Here’s more from UBS:
We’ve lowered our numbers for Asia. The reasons are straightforward. First, our US economist downgraded his growth numbers modestly last month, but overnight UBS cut the European growth outlook in half for 2012 (old 2.0%; new 1.0%). Taken together the two downgrades argue for a rethink. Second, incoming macro data on its own warrants a downgrade, along with increased downside risk due to ongoing financial turmoil in global markets. We are less optimistic about economic growth, but more confident that inflation will come down and that policy tightening will end soon, in line with our previous thinking. Historically, of course, one should expect more beta for growth and inflation in the small open economies and that is reflected in our latest numbers.
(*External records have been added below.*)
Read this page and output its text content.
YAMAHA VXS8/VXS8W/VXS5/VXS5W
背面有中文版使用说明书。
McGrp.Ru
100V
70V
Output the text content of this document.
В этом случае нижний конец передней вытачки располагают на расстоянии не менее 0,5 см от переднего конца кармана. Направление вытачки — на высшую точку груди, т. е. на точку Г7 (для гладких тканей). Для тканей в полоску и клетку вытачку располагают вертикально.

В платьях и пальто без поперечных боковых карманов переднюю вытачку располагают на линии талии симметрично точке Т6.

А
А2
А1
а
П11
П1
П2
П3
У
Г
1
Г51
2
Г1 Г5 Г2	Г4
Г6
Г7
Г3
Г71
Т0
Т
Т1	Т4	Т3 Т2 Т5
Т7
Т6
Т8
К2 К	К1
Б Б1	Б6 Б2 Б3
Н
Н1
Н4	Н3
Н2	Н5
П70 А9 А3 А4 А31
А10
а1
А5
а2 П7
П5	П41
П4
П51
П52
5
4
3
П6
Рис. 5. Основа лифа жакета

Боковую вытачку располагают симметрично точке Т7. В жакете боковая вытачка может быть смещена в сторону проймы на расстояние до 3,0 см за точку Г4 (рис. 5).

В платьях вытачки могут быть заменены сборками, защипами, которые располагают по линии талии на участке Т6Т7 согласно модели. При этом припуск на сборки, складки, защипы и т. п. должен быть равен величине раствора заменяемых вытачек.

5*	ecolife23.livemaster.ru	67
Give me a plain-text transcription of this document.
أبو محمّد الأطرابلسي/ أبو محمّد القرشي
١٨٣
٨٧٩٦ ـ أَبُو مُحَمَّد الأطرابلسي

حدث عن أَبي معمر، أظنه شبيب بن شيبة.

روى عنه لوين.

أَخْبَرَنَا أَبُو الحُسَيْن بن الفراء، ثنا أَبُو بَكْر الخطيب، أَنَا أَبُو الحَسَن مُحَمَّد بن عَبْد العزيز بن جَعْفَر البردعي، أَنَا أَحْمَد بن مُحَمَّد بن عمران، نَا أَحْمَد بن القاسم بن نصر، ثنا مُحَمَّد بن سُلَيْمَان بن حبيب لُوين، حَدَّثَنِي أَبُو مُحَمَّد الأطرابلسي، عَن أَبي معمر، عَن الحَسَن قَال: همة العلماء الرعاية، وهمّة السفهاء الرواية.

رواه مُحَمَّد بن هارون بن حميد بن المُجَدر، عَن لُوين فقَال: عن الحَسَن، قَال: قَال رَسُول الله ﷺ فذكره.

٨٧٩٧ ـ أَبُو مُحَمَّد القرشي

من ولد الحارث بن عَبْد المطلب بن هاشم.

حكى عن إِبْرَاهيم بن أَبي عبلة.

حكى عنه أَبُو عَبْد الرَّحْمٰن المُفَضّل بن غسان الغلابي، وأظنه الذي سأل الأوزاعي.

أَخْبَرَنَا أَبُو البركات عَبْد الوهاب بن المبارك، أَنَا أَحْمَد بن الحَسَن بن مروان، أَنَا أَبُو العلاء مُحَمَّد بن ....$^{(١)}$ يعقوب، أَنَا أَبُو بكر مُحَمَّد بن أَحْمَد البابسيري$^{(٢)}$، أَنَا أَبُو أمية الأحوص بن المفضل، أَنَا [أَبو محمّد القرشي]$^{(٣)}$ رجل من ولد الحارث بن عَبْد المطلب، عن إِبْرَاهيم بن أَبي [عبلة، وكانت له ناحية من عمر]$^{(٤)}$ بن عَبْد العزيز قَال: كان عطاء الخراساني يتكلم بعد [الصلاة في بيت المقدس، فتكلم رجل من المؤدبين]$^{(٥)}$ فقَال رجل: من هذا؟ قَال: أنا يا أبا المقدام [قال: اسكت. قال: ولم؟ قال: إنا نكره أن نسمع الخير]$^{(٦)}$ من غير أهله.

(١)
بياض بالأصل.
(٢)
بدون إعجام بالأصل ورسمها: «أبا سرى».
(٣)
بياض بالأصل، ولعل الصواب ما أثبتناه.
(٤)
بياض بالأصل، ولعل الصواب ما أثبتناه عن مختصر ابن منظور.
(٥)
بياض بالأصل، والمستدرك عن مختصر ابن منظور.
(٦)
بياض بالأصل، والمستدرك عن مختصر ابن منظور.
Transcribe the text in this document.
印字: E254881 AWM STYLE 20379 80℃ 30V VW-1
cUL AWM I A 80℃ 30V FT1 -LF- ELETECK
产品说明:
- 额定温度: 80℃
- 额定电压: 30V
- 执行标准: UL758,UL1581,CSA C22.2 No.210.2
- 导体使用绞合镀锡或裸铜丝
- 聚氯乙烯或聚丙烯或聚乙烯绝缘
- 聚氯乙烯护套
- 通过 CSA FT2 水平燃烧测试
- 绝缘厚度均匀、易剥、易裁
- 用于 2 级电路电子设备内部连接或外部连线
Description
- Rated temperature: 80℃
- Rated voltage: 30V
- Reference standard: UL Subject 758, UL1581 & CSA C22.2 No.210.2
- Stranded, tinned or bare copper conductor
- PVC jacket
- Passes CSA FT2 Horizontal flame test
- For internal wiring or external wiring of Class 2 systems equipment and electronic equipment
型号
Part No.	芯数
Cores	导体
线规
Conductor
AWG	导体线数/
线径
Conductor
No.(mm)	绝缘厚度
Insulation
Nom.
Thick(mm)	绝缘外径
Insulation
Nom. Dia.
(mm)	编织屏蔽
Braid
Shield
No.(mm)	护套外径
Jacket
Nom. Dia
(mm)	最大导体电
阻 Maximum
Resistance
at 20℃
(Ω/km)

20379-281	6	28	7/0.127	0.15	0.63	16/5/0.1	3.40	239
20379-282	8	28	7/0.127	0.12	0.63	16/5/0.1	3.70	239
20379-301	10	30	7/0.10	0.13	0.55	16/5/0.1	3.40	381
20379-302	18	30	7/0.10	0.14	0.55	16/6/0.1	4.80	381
China, India, and Indonesian growth should be less affected by a global slowdown, but weaker global growth should help bring inflation down as economic growth and commodity prices soften. We now expect Asia ex Japan to slow to 6.9% (old 7.2%) this year and 6.4% next year (old 7.3%). We forecast China to slow to 8.3% (old 9.0%) in 2012. Small Asian economies are likely to slow toward 3% next year, with growth expected to bottom in 1Q12 and gradually improve in 2H12. Inflation should ease because of weaker economic growth and moderating food and oil prices. This logic is strongest for the smaller economies, but importantly we’ve lowered the inflation forecast for both China (old 4.0%; new 3.5%) and India (old 7.5%; new 6.8%) as well for 2012. The biggest change to our rate forecasts is India. We now believe that India will cut rates 50bps next year as inflation recedes. For the rest of Asia we generally believe that central banks will be on hold until 2H12, when they may resume the process of normalizing rates assuming economies are improving again by then. Trend appreciation remains our medium-term view. We have not changed our RMB forecast, where the currency shows no signs of weakening. For Japan it’s a case of can the BoJ stop the JPY from appreciating? We’ve priced in some near-term weakness for smaller economies, but believe that will not last more than a few months.